Il vise à protéger le réseau contre les menaces extérieures. C’est la frontière qui sépare le réseau interne, de l’internet public. Ces dispositifs peuvent inclure :

  • Le pare-feu – Perimeter Firewall : Il filtre le trafic entrant et sortant pour empêcher les activités non autorisées.
  • Sécurité pour les courriels et le web – Message Security : Cette mesure scrute le trafic web et les courriels pour détecter et bloquer les contenus malveillants tels que les logiciels malveillants (malware), les pourriels, et les tentatives d’hameçonnage.
  • Pot de miel – Honeypot : C’est une ressource informatique délibérément vulnérable mise en place pour attirer et détourner les attaquants, et ainsi les empêcher d’accéder à des ressources réelles. Ce leurre peut servir à détecter, dévier ou étudier les tentatives d’accès non autorisées et les méthodes utilisées par les attaquants.
  • Sécurité physique – Physical Security : Cela peut inclure des dispositifs tels que les caméras de surveillance, les systèmes d’alarme, les contrôles d’accès par badge, les verrous, les gardiens de sécurité, etc.
  • Zone démilitarisée – Secure DMZs : C’est une zone intermédiaire entre le réseau interne de l’entreprise et le web. Elle est conçue pour offrir un niveau de protection supplémentaire : si un attaquant parvient à compromettre un système situé dans la DMZ, il ne devrait pas avoir un accès direct au réseau interne. Les serveurs placés dans la DMZ sont généralement des serveurs web, des serveurs de messagerie ou des serveurs de protocole de transfert de fichiers.
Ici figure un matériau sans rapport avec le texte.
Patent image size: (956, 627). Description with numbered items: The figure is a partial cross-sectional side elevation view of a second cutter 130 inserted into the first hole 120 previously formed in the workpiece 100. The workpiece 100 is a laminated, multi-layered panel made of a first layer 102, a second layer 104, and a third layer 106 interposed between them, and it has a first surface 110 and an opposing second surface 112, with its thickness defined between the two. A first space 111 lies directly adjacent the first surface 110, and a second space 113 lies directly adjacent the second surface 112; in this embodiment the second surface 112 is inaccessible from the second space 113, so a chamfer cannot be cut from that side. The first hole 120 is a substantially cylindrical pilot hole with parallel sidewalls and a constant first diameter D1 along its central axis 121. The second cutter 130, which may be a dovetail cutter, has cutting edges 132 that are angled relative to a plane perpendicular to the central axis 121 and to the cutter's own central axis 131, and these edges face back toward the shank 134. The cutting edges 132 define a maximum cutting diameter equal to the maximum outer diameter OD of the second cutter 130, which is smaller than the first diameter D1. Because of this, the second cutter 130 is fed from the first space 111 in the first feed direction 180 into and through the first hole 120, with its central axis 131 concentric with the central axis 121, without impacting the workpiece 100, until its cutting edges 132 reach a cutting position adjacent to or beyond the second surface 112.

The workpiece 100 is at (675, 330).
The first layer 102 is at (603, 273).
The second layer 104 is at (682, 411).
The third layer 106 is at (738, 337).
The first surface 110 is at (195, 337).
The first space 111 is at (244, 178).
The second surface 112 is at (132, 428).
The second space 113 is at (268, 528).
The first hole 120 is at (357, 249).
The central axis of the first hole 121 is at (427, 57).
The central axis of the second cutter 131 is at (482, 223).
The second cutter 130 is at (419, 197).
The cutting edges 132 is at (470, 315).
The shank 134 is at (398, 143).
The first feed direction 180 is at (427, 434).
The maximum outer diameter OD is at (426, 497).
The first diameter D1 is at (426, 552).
La protection contre la fuite de données

La protection contre la fuite de données est le champ d’expertise de Thierry Marier-Bienvenue. « Lorsqu’on parle de DLP, on parle d’outils contre la fuite de données, » explique-t-il. Il ajoute que, concrètement, ce dispositif vise à empêcher la sortie non autorisée de données hors du réseau de l’organisation. Toutefois, il est essentiel de comprendre qu’une telle mesure peut impacter les utilisateurs, limitant certaines de leurs actions. Il est donc crucial d’utiliser le DLP avec discernement afin de ne pas entraver la productivité des employés.

Mise en place d’un programme DLP

Il détaille les cinq étapes proposées par la société Gartner pour déployer un cadre de mise en œuvre DLP au sein de son organisation. « Un engagement fort de l’organisation et une imputabilité (responsabilité) claire sont les principales conditions gagnantes pour un programme DLP réussi, » précise-t-il. Ces étapes ne sont pas ce qui a été implanté chez Desjardins, mais une source d’inspiration vers des visées communes :

1- Définir le périmètre – Scope the Program

Il s’agit d’identifier et de prioriser les données essentielles de l’entreprise, comme la propriété intellectuelle. Comprendre où ces données commencent, où elles sont stockées, et où elles se dirigent. Il faut savoir ce qu’on veut couvrir comme données.

2- Sensibilisation et gouvernance – Start Awareness and Governance Activities

Il est question de construire un plan de communication pour informer tout le monde de la manière dont les données sont gérées, pourquoi, et les avantages qu’ils en retirent.

3- Concevoir l’architecture initiale – Design Initial Architecture

Identifier les outils DLP nécessaires en fonction des scénarios d’utilisation de l’entreprise. Tester chaque solution avant de s’engager.

4- Traiter les dépendances – Start to Address Dependencies

Une gestion efficace des identités est cruciale. Il faut veiller à ce que seules les personnes ayant un besoin professionnel légitime aient accès aux données. Utiliser la classification des données pour éclairer les permissions et localisations.

5- Déployer, opérer et évoluer – Deploy, Operate and Evolve

Introduire le DLP graduellement, en commençant par une phase de surveillance. Il faut adapter et affiner constamment le programme pour répondre aux évolutions des besoins de l’entreprise.

Ce contenu a été mis à jour le 2023-08-16 à 13 h 54 min.